What the Market Is Missing
The more interesting question is not whether OpenAI missed a few quarterly targets. It's whether the $660 billion in AI infrastructure spending that Google, Meta, Amazon, and Microsoft have committed to in 2026 was priced on assumptions that have started to look optimistic.
Every dollar Oracle and CoreWeave spend expanding capacity implies a counterparty - normally OpenAI - who'll consume that capacity at the rates projected. If OpenAI's actual consumption runs below plan, the cloud providers carrying those contracts face either renegotiated terms or underutilized assets. Both outcomes are bad for the chip stocks supplying the hardware those data centers run on.
Oracle, CoreWeave, and SoftBank committed hundreds of billions in infrastructure partly on expected OpenAI demand growth - which the WSJ report now calls into question.
Source: unsplash.com
NVIDIA, Broadcom, and AMD trade in part on the assumption that hyperscaler AI capex keeps growing. A slowdown signal from OpenAI - the single most watched revenue proxy in the market - recalibrates that assumption faster than any earnings miss from the cloud providers themselves.

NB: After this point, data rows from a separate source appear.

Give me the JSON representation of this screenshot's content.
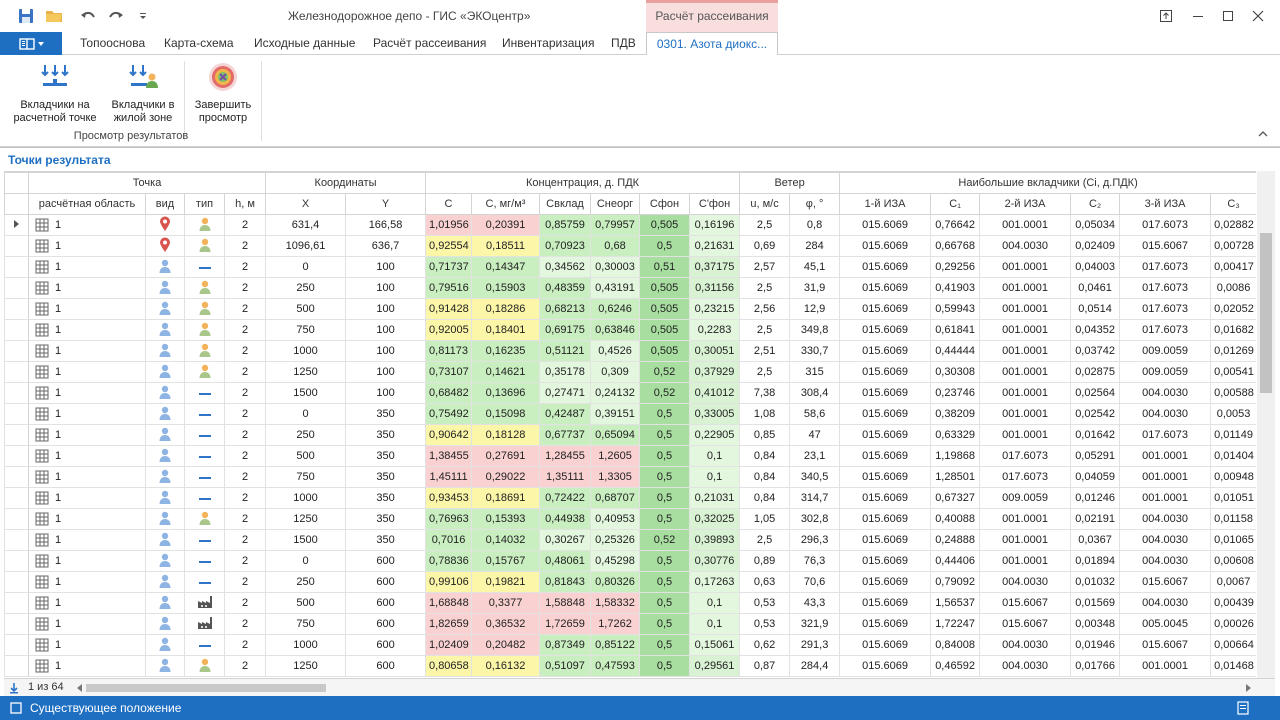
{
  "window": {
    "title": "Железнодорожное депо - ГИС «ЭКОцентр»",
    "context_tab_group": "Расчёт рассеивания"
  },
  "icons": {
    "save": "save-icon",
    "open": "folder-open-icon",
    "undo": "undo-icon",
    "redo": "redo-icon",
    "customize": "chevron-down-icon",
    "restore": "restore-window-icon",
    "minimize": "minimize-icon",
    "maximize": "maximize-icon",
    "close": "close-icon"
  },
  "tabs": [
    {
      "label": "Топооснова"
    },
    {
      "label": "Карта-схема"
    },
    {
      "label": "Исходные данные"
    },
    {
      "label": "Расчёт рассеивания"
    },
    {
      "label": "Инвентаризация"
    },
    {
      "label": "ПДВ"
    },
    {
      "label": "0301. Азота диокс..."
    }
  ],
  "ribbon": {
    "buttons": [
      {
        "label": "Вкладчики на\nрасчетной точке"
      },
      {
        "label": "Вкладчики в\nжилой зоне"
      },
      {
        "label": "Завершить\nпросмотр"
      }
    ],
    "group_label": "Просмотр результатов"
  },
  "panel": {
    "title": "Точки результата"
  },
  "grid": {
    "group_headers": {
      "point": "Точка",
      "coords": "Координаты",
      "conc": "Концентрация, д. ПДК",
      "wind": "Ветер",
      "contrib": "Наибольшие вкладчики (Ci, д.ПДК)"
    },
    "columns": [
      "расчётная область",
      "вид",
      "тип",
      "h, м",
      "X",
      "Y",
      "C",
      "C, мг/м³",
      "Свклад",
      "Снеорг",
      "Сфон",
      "C'фон",
      "u, м/с",
      "φ, °",
      "1-й ИЗА",
      "C₁",
      "2-й ИЗА",
      "C₂",
      "3-й ИЗА",
      "C₃"
    ],
    "rows": [
      {
        "area": "1",
        "vid": "pin-red",
        "tip": "person",
        "h": "2",
        "x": "631,4",
        "y": "166,58",
        "c": "1,01956",
        "cmg": "0,20391",
        "sv": "0,85759",
        "sn": "0,79957",
        "sf": "0,505",
        "cf": "0,16196",
        "u": "2,5",
        "phi": "0,8",
        "iza1": "015.6069",
        "c1": "0,76642",
        "iza2": "001.0001",
        "c2": "0,05034",
        "iza3": "017.6073",
        "c3": "0,02882",
        "col": [
          "cr",
          "cr",
          "cg",
          "cg",
          "cd",
          "cl"
        ]
      },
      {
        "area": "1",
        "vid": "pin-red",
        "tip": "person",
        "h": "2",
        "x": "1096,61",
        "y": "636,7",
        "c": "0,92554",
        "cmg": "0,18511",
        "sv": "0,70923",
        "sn": "0,68",
        "sf": "0,5",
        "cf": "0,21631",
        "u": "0,69",
        "phi": "284",
        "iza1": "015.6069",
        "c1": "0,66768",
        "iza2": "004.0030",
        "c2": "0,02409",
        "iza3": "015.6067",
        "c3": "0,00728",
        "col": [
          "cy",
          "cy",
          "cg",
          "cg",
          "cd",
          "cl"
        ]
      },
      {
        "area": "1",
        "vid": "pin-blue",
        "tip": "dash",
        "h": "2",
        "x": "0",
        "y": "100",
        "c": "0,71737",
        "cmg": "0,14347",
        "sv": "0,34562",
        "sn": "0,30003",
        "sf": "0,51",
        "cf": "0,37175",
        "u": "2,57",
        "phi": "45,1",
        "iza1": "015.6069",
        "c1": "0,29256",
        "iza2": "001.0001",
        "c2": "0,04003",
        "iza3": "017.6073",
        "c3": "0,00417",
        "col": [
          "cg",
          "cg",
          "cl",
          "cl",
          "cd",
          "ct"
        ]
      },
      {
        "area": "1",
        "vid": "pin-blue",
        "tip": "person",
        "h": "2",
        "x": "250",
        "y": "100",
        "c": "0,79516",
        "cmg": "0,15903",
        "sv": "0,48359",
        "sn": "0,43191",
        "sf": "0,505",
        "cf": "0,31156",
        "u": "2,5",
        "phi": "31,9",
        "iza1": "015.6069",
        "c1": "0,41903",
        "iza2": "001.0001",
        "c2": "0,0461",
        "iza3": "017.6073",
        "c3": "0,0086",
        "col": [
          "cg",
          "cg",
          "cg",
          "cl",
          "cd",
          "ct"
        ]
      },
      {
        "area": "1",
        "vid": "pin-blue",
        "tip": "person",
        "h": "2",
        "x": "500",
        "y": "100",
        "c": "0,91428",
        "cmg": "0,18286",
        "sv": "0,68213",
        "sn": "0,6246",
        "sf": "0,505",
        "cf": "0,23215",
        "u": "2,56",
        "phi": "12,9",
        "iza1": "015.6069",
        "c1": "0,59943",
        "iza2": "001.0001",
        "c2": "0,0514",
        "iza3": "017.6073",
        "c3": "0,02052",
        "col": [
          "cy",
          "cy",
          "cg",
          "cg",
          "cd",
          "cl"
        ]
      },
      {
        "area": "1",
        "vid": "pin-blue",
        "tip": "person",
        "h": "2",
        "x": "750",
        "y": "100",
        "c": "0,92005",
        "cmg": "0,18401",
        "sv": "0,69175",
        "sn": "0,63846",
        "sf": "0,505",
        "cf": "0,2283",
        "u": "2,5",
        "phi": "349,8",
        "iza1": "015.6069",
        "c1": "0,61841",
        "iza2": "001.0001",
        "c2": "0,04352",
        "iza3": "017.6073",
        "c3": "0,01682",
        "col": [
          "cy",
          "cy",
          "cg",
          "cg",
          "cd",
          "cl"
        ]
      },
      {
        "area": "1",
        "vid": "pin-blue",
        "tip": "person",
        "h": "2",
        "x": "1000",
        "y": "100",
        "c": "0,81173",
        "cmg": "0,16235",
        "sv": "0,51121",
        "sn": "0,4526",
        "sf": "0,505",
        "cf": "0,30051",
        "u": "2,51",
        "phi": "330,7",
        "iza1": "015.6069",
        "c1": "0,44444",
        "iza2": "001.0001",
        "c2": "0,03742",
        "iza3": "009.0059",
        "c3": "0,01269",
        "col": [
          "cg",
          "cg",
          "cg",
          "cl",
          "cd",
          "ct"
        ]
      },
      {
        "area": "1",
        "vid": "pin-blue",
        "tip": "person",
        "h": "2",
        "x": "1250",
        "y": "100",
        "c": "0,73107",
        "cmg": "0,14621",
        "sv": "0,35178",
        "sn": "0,309",
        "sf": "0,52",
        "cf": "0,37929",
        "u": "2,5",
        "phi": "315",
        "iza1": "015.6069",
        "c1": "0,30308",
        "iza2": "001.0001",
        "c2": "0,02875",
        "iza3": "009.0059",
        "c3": "0,00541",
        "col": [
          "cg",
          "cg",
          "cl",
          "cl",
          "cd",
          "ct"
        ]
      },
      {
        "area": "1",
        "vid": "pin-blue",
        "tip": "dash",
        "h": "2",
        "x": "1500",
        "y": "100",
        "c": "0,68482",
        "cmg": "0,13696",
        "sv": "0,27471",
        "sn": "0,24132",
        "sf": "0,52",
        "cf": "0,41012",
        "u": "7,38",
        "phi": "308,4",
        "iza1": "015.6069",
        "c1": "0,23746",
        "iza2": "001.0001",
        "c2": "0,02564",
        "iza3": "004.0030",
        "c3": "0,00588",
        "col": [
          "cg",
          "cg",
          "cl",
          "cl",
          "cd",
          "ct"
        ]
      },
      {
        "area": "1",
        "vid": "pin-blue",
        "tip": "dash",
        "h": "2",
        "x": "0",
        "y": "350",
        "c": "0,75492",
        "cmg": "0,15098",
        "sv": "0,42487",
        "sn": "0,39151",
        "sf": "0,5",
        "cf": "0,33005",
        "u": "1,08",
        "phi": "58,6",
        "iza1": "015.6069",
        "c1": "0,38209",
        "iza2": "001.0001",
        "c2": "0,02542",
        "iza3": "004.0030",
        "c3": "0,0053",
        "col": [
          "cg",
          "cg",
          "cg",
          "cl",
          "cd",
          "ct"
        ]
      },
      {
        "area": "1",
        "vid": "pin-blue",
        "tip": "dash",
        "h": "2",
        "x": "250",
        "y": "350",
        "c": "0,90642",
        "cmg": "0,18128",
        "sv": "0,67737",
        "sn": "0,65094",
        "sf": "0,5",
        "cf": "0,22905",
        "u": "0,85",
        "phi": "47",
        "iza1": "015.6069",
        "c1": "0,63329",
        "iza2": "001.0001",
        "c2": "0,01642",
        "iza3": "017.6073",
        "c3": "0,01149",
        "col": [
          "cy",
          "cy",
          "cg",
          "cg",
          "cd",
          "cl"
        ]
      },
      {
        "area": "1",
        "vid": "pin-blue",
        "tip": "dash",
        "h": "2",
        "x": "500",
        "y": "350",
        "c": "1,38455",
        "cmg": "0,27691",
        "sv": "1,28455",
        "sn": "1,2605",
        "sf": "0,5",
        "cf": "0,1",
        "u": "0,84",
        "phi": "23,1",
        "iza1": "015.6069",
        "c1": "1,19868",
        "iza2": "017.6073",
        "c2": "0,05291",
        "iza3": "001.0001",
        "c3": "0,01404",
        "col": [
          "cr",
          "cr",
          "cr",
          "cr",
          "cd",
          "cl"
        ]
      },
      {
        "area": "1",
        "vid": "pin-blue",
        "tip": "dash",
        "h": "2",
        "x": "750",
        "y": "350",
        "c": "1,45111",
        "cmg": "0,29022",
        "sv": "1,35111",
        "sn": "1,3305",
        "sf": "0,5",
        "cf": "0,1",
        "u": "0,84",
        "phi": "340,5",
        "iza1": "015.6069",
        "c1": "1,28501",
        "iza2": "017.6073",
        "c2": "0,04059",
        "iza3": "001.0001",
        "c3": "0,00948",
        "col": [
          "cr",
          "cr",
          "cr",
          "cr",
          "cd",
          "cl"
        ]
      },
      {
        "area": "1",
        "vid": "pin-blue",
        "tip": "dash",
        "h": "2",
        "x": "1000",
        "y": "350",
        "c": "0,93453",
        "cmg": "0,18691",
        "sv": "0,72422",
        "sn": "0,68707",
        "sf": "0,5",
        "cf": "0,21031",
        "u": "0,84",
        "phi": "314,7",
        "iza1": "015.6069",
        "c1": "0,67327",
        "iza2": "009.0059",
        "c2": "0,01246",
        "iza3": "001.0001",
        "c3": "0,01051",
        "col": [
          "cy",
          "cy",
          "cg",
          "cg",
          "cd",
          "cl"
        ]
      },
      {
        "area": "1",
        "vid": "pin-blue",
        "tip": "person",
        "h": "2",
        "x": "1250",
        "y": "350",
        "c": "0,76963",
        "cmg": "0,15393",
        "sv": "0,44938",
        "sn": "0,40953",
        "sf": "0,5",
        "cf": "0,32025",
        "u": "1,05",
        "phi": "302,8",
        "iza1": "015.6069",
        "c1": "0,40088",
        "iza2": "001.0001",
        "c2": "0,02191",
        "iza3": "004.0030",
        "c3": "0,01158",
        "col": [
          "cg",
          "cg",
          "cg",
          "cl",
          "cd",
          "ct"
        ]
      },
      {
        "area": "1",
        "vid": "pin-blue",
        "tip": "dash",
        "h": "2",
        "x": "1500",
        "y": "350",
        "c": "0,7016",
        "cmg": "0,14032",
        "sv": "0,30267",
        "sn": "0,25326",
        "sf": "0,52",
        "cf": "0,39893",
        "u": "2,5",
        "phi": "296,3",
        "iza1": "015.6069",
        "c1": "0,24888",
        "iza2": "001.0001",
        "c2": "0,0367",
        "iza3": "004.0030",
        "c3": "0,01065",
        "col": [
          "cg",
          "cg",
          "cl",
          "cl",
          "cd",
          "ct"
        ]
      },
      {
        "area": "1",
        "vid": "pin-blue",
        "tip": "dash",
        "h": "2",
        "x": "0",
        "y": "600",
        "c": "0,78836",
        "cmg": "0,15767",
        "sv": "0,48061",
        "sn": "0,45298",
        "sf": "0,5",
        "cf": "0,30776",
        "u": "0,89",
        "phi": "76,3",
        "iza1": "015.6069",
        "c1": "0,44406",
        "iza2": "001.0001",
        "c2": "0,01894",
        "iza3": "004.0030",
        "c3": "0,00608",
        "col": [
          "cg",
          "cg",
          "cg",
          "cl",
          "cd",
          "ct"
        ]
      },
      {
        "area": "1",
        "vid": "pin-blue",
        "tip": "dash",
        "h": "2",
        "x": "250",
        "y": "600",
        "c": "0,99106",
        "cmg": "0,19821",
        "sv": "0,81843",
        "sn": "0,80326",
        "sf": "0,5",
        "cf": "0,17263",
        "u": "0,63",
        "phi": "70,6",
        "iza1": "015.6069",
        "c1": "0,79092",
        "iza2": "004.0030",
        "c2": "0,01032",
        "iza3": "015.6067",
        "c3": "0,0067",
        "col": [
          "cy",
          "cy",
          "cg",
          "cg",
          "cd",
          "cl"
        ]
      },
      {
        "area": "1",
        "vid": "pin-blue",
        "tip": "factory",
        "h": "2",
        "x": "500",
        "y": "600",
        "c": "1,68848",
        "cmg": "0,3377",
        "sv": "1,58848",
        "sn": "1,58332",
        "sf": "0,5",
        "cf": "0,1",
        "u": "0,53",
        "phi": "43,3",
        "iza1": "015.6069",
        "c1": "1,56537",
        "iza2": "015.6067",
        "c2": "0,01569",
        "iza3": "004.0030",
        "c3": "0,00439",
        "col": [
          "cr",
          "cr",
          "cr",
          "cr",
          "cd",
          "cl"
        ]
      },
      {
        "area": "1",
        "vid": "pin-blue",
        "tip": "factory",
        "h": "2",
        "x": "750",
        "y": "600",
        "c": "1,82659",
        "cmg": "0,36532",
        "sv": "1,72659",
        "sn": "1,7262",
        "sf": "0,5",
        "cf": "0,1",
        "u": "0,53",
        "phi": "321,9",
        "iza1": "015.6069",
        "c1": "1,72247",
        "iza2": "015.6067",
        "c2": "0,00348",
        "iza3": "005.0045",
        "c3": "0,00026",
        "col": [
          "cr",
          "cr",
          "cr",
          "cr",
          "cd",
          "cl"
        ]
      },
      {
        "area": "1",
        "vid": "pin-blue",
        "tip": "dash",
        "h": "2",
        "x": "1000",
        "y": "600",
        "c": "1,02409",
        "cmg": "0,20482",
        "sv": "0,87349",
        "sn": "0,85122",
        "sf": "0,5",
        "cf": "0,15061",
        "u": "0,62",
        "phi": "291,3",
        "iza1": "015.6069",
        "c1": "0,84008",
        "iza2": "004.0030",
        "c2": "0,01946",
        "iza3": "015.6067",
        "c3": "0,00664",
        "col": [
          "cr",
          "cr",
          "cg",
          "cg",
          "cd",
          "cl"
        ]
      },
      {
        "area": "1",
        "vid": "pin-blue",
        "tip": "person",
        "h": "2",
        "x": "1250",
        "y": "600",
        "c": "0,80658",
        "cmg": "0,16132",
        "sv": "0,51097",
        "sn": "0,47593",
        "sf": "0,5",
        "cf": "0,29561",
        "u": "0,87",
        "phi": "284,4",
        "iza1": "015.6069",
        "c1": "0,46592",
        "iza2": "004.0030",
        "c2": "0,01766",
        "iza3": "001.0001",
        "c3": "0,01468",
        "col": [
          "cy",
          "cy",
          "cg",
          "cg",
          "cd",
          "ct"
        ]
      }
    ]
  },
  "pager": {
    "info": "1 из 64"
  },
  "status": {
    "text": "Существующее положение"
  },
  "colors": {
    "accent": "#1e6fc2",
    "high": "#f9d1d1",
    "mid": "#fbf6a8",
    "low": "#c9eec0",
    "background": "#a8dea0"
  }
}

The AI investment thesis has always required that revenue eventually catches up to compute spending. Tuesday's premarket selloff is what it looks like when a data point arrives suggesting the gap might be widening rather than closing.
OpenAI called the report ridiculous. The CFO is not sure the company is ready to go public. And the $852 billion valuation is now doing more work than the underlying numbers can comfortably support.